Researchers from Wuhan University and Xiamen University have made a significant breakthrough in understanding the biosynthesis of azetidine-containing pharmacophores.

This pioneering study was recently published in the esteemed journal Nature Chemistry under the title “A two-metalloenzyme cascade constructs the azetidine-containing pharmacophore”.

The collaborative team elucidated the biosynthetic pathway of polyoximic acid through a multidisciplinary approach. They discovered that the precursor L-isoleucine is catalyzed by two metalloenzymes, PolE and PolF, undergoing desaturation followed by intramolecular C-N cyclization to form polyoximic acid.

PolF exhibits "dual functionality", first recognizing L-isoleucine to form an unsaturated intermediate and then catalyzing its cyclization into polyoximic acid.

The study identified PolE as the first pterin-dependent monoiron desaturase, which precisely activates the C3-H and C4-H bonds of L-isoleucine to generate an unsaturated intermediate.

PolF, on the other hand, is a novel member of the heme-oxygenase-like diiron oxidase (HDO) family. It constructs a diiron cluster using its α1-α3 helical core. Within PolF, tryptophan residues W63, W217, and W263 serve as electron donors, facilitating the homolytic cleavage of the O-O bond to produce high-valent iron-oxo species.

This research is the first to uncover a natural molecular mechanism where natural amino acids are used as substrates in a "dehydrogenation-cyclization" cascade to construct polyoximic acid.

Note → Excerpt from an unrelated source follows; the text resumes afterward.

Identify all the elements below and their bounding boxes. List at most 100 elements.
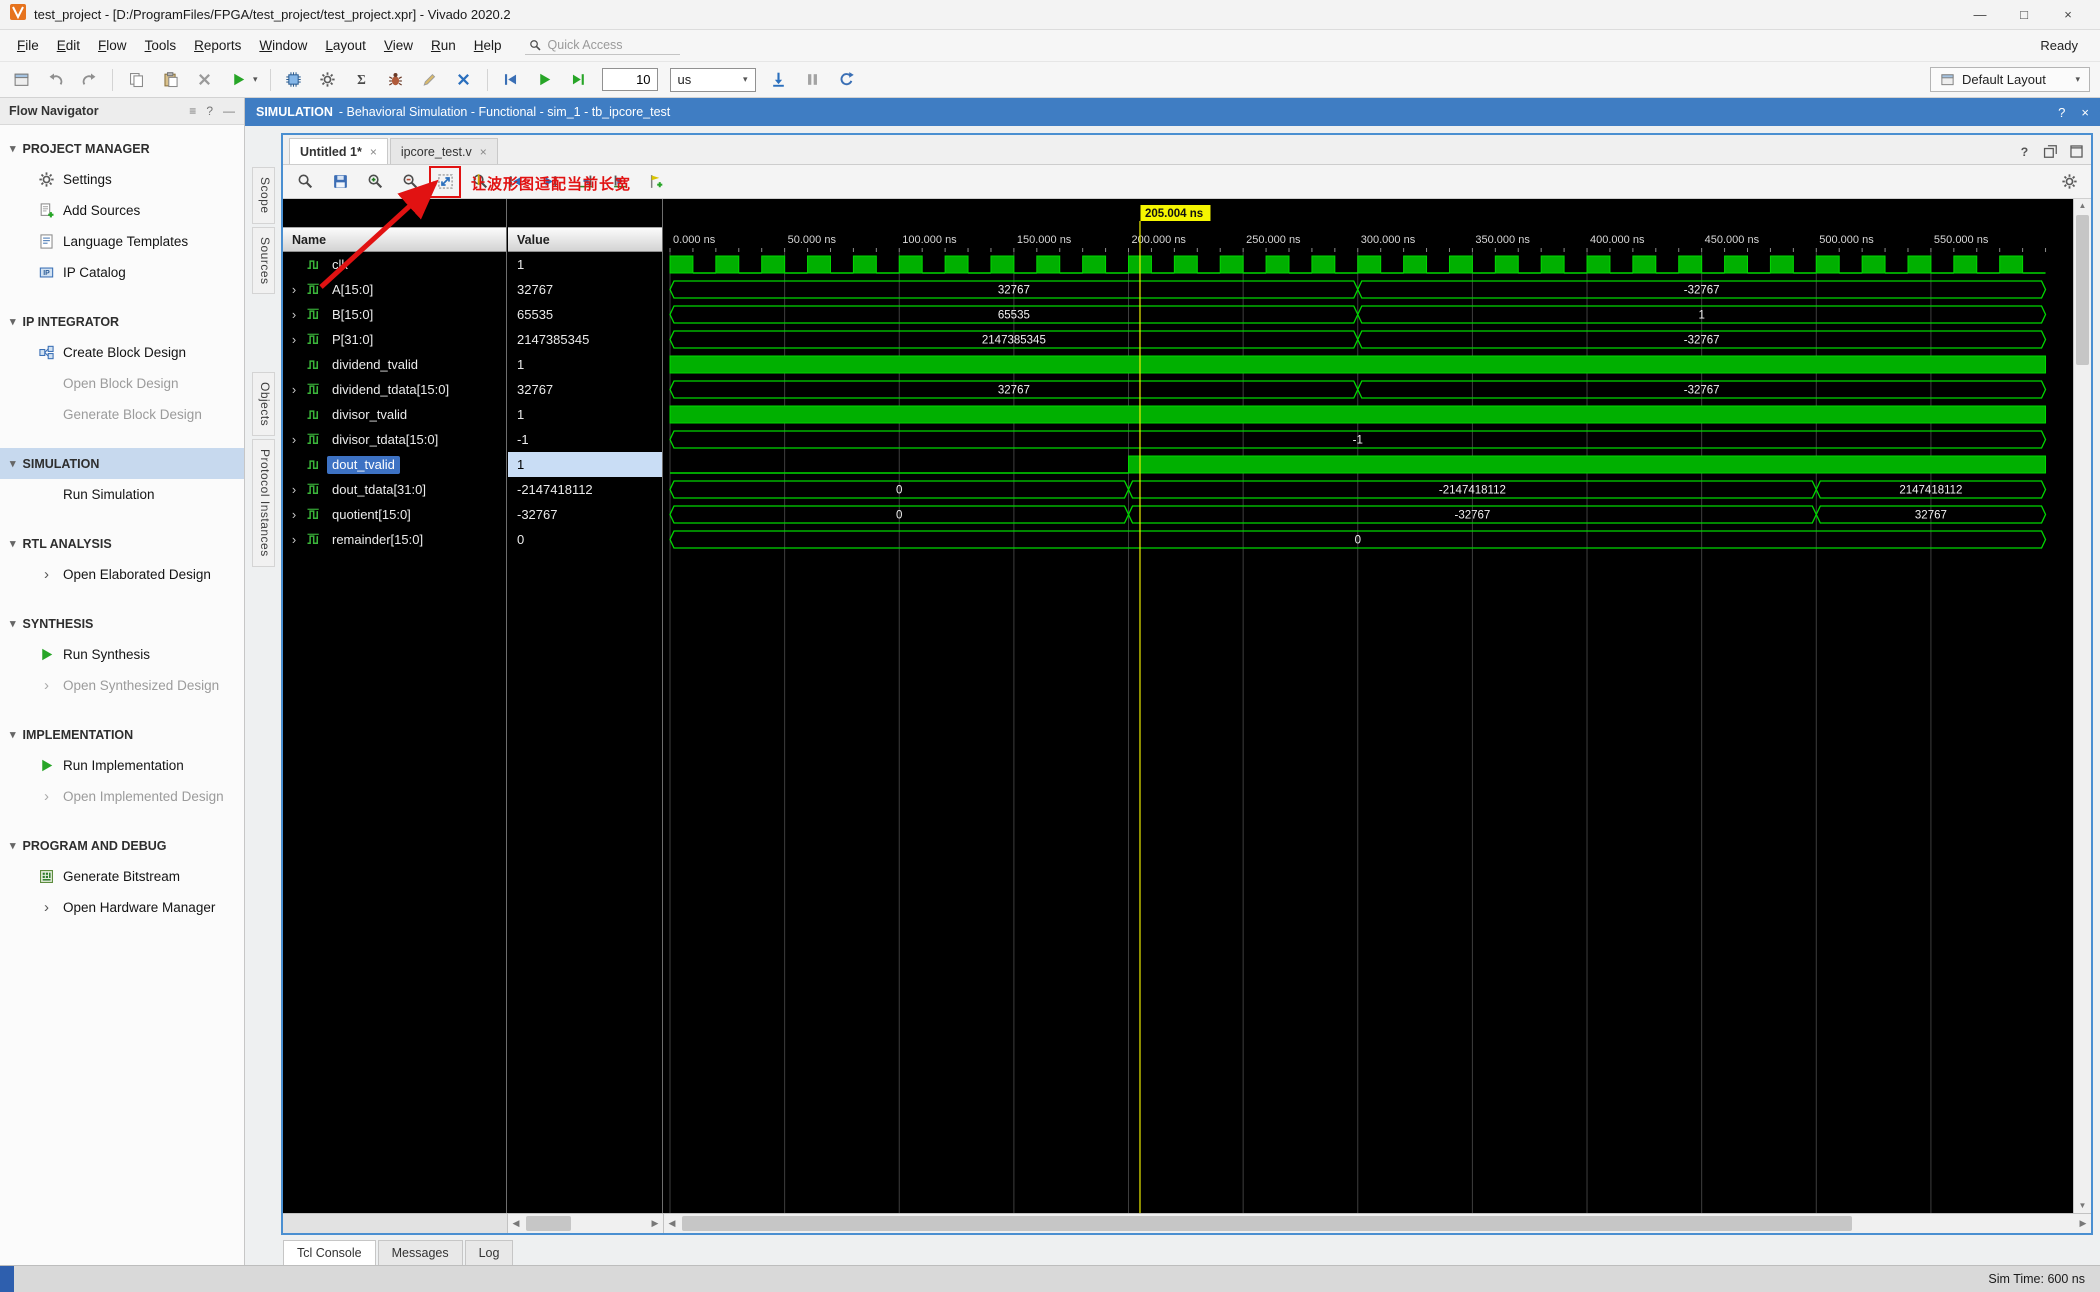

The role of PolE as a pterin-dependent monoiron enzyme in desaturation challenges existing paradigms, while PolF's novel intramolecular C-N cyclization expands the catalytic repertoire of the HDO family.

These findings provide a robust theoretical and practical foundation for synthetic biology approaches to azetidine pharmacophore synthesis. They also introduce new enzymatic components and scientific support for the discovery and innovative design of related drug molecules, enhancing the integration and innovative development of China's biopharmaceutical industry.